Steps to reproduce your issue
command:
iree-compile test.mlir --iree-hal-target-backends=rocm --iree-hip-target=gfx942 -o test.vmfb
iree-run-module --module='test.vmfb' --device=hip --function='main_graph' --input='[email protected]
expected_output.bin.txt input.1.bin.txt test.mlir.txt
What component(s) does this issue relate to?
No response
Version information
No response
Additional context
No response
Surprisingly the error came down to this review comment in the original PR
I am very surprised by this as this is about overflow<nsw> flag in arith.addi
When I added the flag to all upstream pipeline arith.addi ops the issue went away, what I am really confused about is that
we are talking about this addi
%45 = scf.for %arg3 = %c0 to %c8 step %c1 iter_args(%arg4 = %25) -> (vector<1x1x1x1x4x1xi32>) {
%67 = arith.addi %arg3, %c1 overflow<nsw> : index
its never going to overflow then why does it matter, are we mishandling the op without the flag perhaps?
cc @krzysz00 to see if he can provide a reasonable explaination to this
Also cc @jerryyin (to see when back from break)

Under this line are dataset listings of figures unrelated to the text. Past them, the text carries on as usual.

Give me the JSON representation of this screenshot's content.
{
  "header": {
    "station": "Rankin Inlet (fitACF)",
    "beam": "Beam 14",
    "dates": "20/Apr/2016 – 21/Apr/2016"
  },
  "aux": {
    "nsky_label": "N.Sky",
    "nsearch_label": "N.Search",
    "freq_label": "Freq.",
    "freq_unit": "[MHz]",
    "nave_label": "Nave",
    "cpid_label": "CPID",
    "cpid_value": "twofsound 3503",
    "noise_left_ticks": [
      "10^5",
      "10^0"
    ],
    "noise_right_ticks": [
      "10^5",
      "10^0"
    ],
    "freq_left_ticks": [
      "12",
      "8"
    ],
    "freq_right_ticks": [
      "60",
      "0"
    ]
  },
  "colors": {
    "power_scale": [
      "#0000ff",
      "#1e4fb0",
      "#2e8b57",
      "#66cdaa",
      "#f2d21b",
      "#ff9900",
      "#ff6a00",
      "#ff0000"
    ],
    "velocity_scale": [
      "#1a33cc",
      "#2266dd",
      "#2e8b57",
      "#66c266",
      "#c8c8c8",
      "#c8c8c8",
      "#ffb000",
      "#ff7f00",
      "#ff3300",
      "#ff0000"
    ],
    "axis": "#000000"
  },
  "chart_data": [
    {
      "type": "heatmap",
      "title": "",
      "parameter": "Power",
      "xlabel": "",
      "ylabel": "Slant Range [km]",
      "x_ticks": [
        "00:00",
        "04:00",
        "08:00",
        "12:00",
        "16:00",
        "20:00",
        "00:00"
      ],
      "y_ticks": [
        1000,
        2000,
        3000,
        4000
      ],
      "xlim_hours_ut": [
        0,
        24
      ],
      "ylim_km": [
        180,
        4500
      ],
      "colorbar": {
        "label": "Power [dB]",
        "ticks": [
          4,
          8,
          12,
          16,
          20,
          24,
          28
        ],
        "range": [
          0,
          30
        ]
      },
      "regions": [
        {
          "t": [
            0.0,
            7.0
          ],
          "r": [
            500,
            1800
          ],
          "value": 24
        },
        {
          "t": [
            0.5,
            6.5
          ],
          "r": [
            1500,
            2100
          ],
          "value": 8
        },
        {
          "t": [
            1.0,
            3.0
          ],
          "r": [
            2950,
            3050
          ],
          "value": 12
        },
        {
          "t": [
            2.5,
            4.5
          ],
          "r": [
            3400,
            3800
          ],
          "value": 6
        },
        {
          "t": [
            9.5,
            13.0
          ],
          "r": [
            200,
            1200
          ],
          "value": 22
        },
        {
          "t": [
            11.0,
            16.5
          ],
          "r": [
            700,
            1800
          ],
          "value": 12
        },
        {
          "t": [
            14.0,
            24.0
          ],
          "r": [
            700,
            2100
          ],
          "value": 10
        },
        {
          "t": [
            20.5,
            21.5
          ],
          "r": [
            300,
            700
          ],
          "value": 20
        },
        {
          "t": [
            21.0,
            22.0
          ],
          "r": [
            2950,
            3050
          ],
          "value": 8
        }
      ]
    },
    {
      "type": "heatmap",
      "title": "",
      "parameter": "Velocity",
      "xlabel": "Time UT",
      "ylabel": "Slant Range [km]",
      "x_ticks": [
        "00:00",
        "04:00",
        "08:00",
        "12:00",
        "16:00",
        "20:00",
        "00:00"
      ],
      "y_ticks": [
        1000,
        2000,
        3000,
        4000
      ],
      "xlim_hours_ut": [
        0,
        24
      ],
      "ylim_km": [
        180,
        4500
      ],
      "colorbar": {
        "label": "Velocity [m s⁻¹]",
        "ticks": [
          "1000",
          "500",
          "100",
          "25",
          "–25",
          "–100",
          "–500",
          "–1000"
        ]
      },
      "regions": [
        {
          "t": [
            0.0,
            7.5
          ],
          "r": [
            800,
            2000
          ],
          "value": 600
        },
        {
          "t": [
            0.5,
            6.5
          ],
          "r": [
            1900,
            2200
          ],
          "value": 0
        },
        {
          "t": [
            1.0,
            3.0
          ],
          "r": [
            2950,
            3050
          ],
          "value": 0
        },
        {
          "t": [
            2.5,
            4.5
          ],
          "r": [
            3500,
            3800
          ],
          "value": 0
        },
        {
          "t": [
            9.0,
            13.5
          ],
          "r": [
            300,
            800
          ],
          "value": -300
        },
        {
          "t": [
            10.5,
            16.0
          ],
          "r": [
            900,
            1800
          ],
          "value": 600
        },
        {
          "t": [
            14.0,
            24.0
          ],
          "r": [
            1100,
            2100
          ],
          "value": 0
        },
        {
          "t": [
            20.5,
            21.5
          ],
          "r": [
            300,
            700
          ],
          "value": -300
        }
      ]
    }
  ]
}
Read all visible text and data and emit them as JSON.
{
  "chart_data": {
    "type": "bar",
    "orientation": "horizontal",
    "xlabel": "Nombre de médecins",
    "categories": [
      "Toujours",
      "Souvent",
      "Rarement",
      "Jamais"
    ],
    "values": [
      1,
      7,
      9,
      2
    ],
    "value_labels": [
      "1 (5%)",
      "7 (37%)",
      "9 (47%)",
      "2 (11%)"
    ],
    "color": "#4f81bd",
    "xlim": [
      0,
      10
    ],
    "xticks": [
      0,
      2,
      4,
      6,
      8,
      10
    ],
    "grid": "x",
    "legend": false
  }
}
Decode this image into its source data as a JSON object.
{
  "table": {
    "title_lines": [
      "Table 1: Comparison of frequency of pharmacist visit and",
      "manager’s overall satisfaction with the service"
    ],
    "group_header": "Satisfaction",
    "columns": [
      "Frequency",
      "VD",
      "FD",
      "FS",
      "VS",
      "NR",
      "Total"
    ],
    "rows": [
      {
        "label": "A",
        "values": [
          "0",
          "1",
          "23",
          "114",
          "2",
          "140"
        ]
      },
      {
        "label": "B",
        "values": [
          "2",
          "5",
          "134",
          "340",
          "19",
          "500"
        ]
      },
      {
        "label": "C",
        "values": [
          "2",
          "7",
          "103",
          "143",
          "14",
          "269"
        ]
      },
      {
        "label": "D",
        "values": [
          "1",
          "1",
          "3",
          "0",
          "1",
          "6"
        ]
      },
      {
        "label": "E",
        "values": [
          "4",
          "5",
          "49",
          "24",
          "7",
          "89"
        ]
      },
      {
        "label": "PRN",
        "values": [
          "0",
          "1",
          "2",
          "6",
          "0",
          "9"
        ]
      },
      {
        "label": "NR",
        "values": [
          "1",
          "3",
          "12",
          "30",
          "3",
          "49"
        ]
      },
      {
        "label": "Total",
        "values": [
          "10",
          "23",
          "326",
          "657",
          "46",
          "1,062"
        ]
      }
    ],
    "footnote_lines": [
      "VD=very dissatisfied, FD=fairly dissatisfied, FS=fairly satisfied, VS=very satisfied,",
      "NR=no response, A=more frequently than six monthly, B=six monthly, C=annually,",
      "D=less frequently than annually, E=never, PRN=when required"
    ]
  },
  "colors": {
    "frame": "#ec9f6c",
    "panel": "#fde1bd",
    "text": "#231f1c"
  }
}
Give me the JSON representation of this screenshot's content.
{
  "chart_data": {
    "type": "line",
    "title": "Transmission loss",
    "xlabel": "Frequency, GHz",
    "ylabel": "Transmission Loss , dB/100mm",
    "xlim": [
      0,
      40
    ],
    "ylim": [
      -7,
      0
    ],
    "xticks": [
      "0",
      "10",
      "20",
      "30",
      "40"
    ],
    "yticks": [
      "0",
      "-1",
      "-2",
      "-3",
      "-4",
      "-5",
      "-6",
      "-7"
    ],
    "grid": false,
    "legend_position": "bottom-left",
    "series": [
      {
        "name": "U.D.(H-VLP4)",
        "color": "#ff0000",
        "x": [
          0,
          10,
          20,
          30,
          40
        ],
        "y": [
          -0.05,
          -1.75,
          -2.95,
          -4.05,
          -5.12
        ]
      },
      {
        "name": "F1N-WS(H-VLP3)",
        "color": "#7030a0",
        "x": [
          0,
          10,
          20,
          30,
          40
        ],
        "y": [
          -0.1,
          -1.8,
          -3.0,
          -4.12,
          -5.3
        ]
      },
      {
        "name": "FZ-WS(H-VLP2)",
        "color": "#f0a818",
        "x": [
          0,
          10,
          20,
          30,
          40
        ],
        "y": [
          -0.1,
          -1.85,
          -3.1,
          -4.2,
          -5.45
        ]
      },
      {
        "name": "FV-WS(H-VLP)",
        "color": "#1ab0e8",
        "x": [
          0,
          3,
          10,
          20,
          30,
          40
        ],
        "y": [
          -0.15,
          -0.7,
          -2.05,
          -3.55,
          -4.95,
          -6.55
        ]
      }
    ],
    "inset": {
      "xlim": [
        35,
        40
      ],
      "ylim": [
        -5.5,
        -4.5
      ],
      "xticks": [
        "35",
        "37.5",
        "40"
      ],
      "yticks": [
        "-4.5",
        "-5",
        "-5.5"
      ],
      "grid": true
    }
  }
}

Edit: Based on looking at optimized.ll and .rocasm files it produces drastically different IR/ code, i will go ahead and send an upstream patch to fix this. My best guess is that even though the flag is on a value that doesnt overflow, as we lower it, it gets propagated to a situation where we actually need these semantics
@bjacob maybe this is related to the intermittent resnet onnx failures in CI?
@nirvedhmeshram , being on LLVM integration this week, I'm available (and interested) in testing any work-in-progress patch that you might have, and/or step in to help as needed.
@zjgarvey might be but this issue is consistent and not intermittent, its happening in a very specific case of strided convs @bjacob Thanks, the issue is triaged to optimization after scf-to-cf folding of duplicate blocks which were previously blocked due to a CSE not happening due to a overflow flag on an addition op, however the current theory is that the backend is not able to handle the optimized IR, I will update here if there is some fix to try.